The young daughter was set to testify, the DA said.

“She told me she witnessed what happened to her mother — she saw her father punch her mother … strangle her mother in the chair … and drag her mother’s body to a corner. Then she ran upstairs and hid.”


When Meyer halted sentencing to be sure Meredith did not want to bring the matter to trial, she turned and looked with surprise at Sprague, who then took a brief recess to discuss it with her.

They opted out, seeking an end the 17-month ordeal.

John, wearing a wrinkled suit, a tie and shackles, had no comment when asked in court if he would like to make a statement.

Along with the 10 years in state prison, Meyer sentenced him to an additional five years of supervision for felony strangulation.

He also issued an eight-year order of protection barring John from contacting Meredith after he is released from prison.

And the judge suspended visitation rights of the children to see their father in jail, pending evaluation of what harm, if any, his visits with them have had in the past 17 months.

“Until you entered a guilty plea,” Meyer said to King, “you were presumed innocent. I never heard the evidence.”

Meyer said courts can’t decide on paperwork alone, giving John King credit for admitting guilt.

“But that’s about all I give you credit for.”

Meyer did say he has pressed the state judiciary to allow judges to think about victim safety when considering bail.

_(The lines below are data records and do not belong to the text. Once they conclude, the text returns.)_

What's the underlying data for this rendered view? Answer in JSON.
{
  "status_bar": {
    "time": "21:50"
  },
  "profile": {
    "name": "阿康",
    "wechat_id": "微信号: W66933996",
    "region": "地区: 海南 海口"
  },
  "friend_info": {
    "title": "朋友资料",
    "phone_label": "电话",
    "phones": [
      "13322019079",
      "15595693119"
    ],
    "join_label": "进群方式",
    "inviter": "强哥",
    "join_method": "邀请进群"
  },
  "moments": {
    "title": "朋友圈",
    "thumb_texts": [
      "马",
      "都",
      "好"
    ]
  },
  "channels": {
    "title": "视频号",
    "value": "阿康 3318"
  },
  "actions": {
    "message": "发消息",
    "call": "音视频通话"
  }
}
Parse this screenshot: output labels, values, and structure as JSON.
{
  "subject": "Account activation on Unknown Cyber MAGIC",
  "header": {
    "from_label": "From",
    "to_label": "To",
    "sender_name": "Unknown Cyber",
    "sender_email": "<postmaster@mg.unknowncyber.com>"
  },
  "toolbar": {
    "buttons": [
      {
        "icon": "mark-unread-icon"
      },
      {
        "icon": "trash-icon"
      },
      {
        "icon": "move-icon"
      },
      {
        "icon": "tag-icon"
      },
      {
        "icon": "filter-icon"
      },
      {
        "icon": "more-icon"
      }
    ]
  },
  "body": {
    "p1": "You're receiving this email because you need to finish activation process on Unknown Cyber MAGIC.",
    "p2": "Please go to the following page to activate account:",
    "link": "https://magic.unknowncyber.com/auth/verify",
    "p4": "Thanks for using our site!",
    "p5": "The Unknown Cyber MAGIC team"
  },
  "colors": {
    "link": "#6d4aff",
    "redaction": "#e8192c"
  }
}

After the court session, Meredith said she was surprised when Meyer asked if they wanted to bring the case to trial rather than continue with the sentencing.

In court proceedings, she said, “you kind of lose your voice. But now that he was able to hear my side of the story, the judge was second-guessing, allowing me to think again. I think that says so much for any victim.”

Meredith, a nurse by profession, said Sprague was very supportive and a strong advocate throughout the past 17 months.

Directing a comment to friends and neighbors through the interview, she said, “Women protect their children. They are not staying (in an abusive relationship) because they want to. They’re staying because they have to.”

This case was the first time New York’s new strangulation law was applied in Essex County.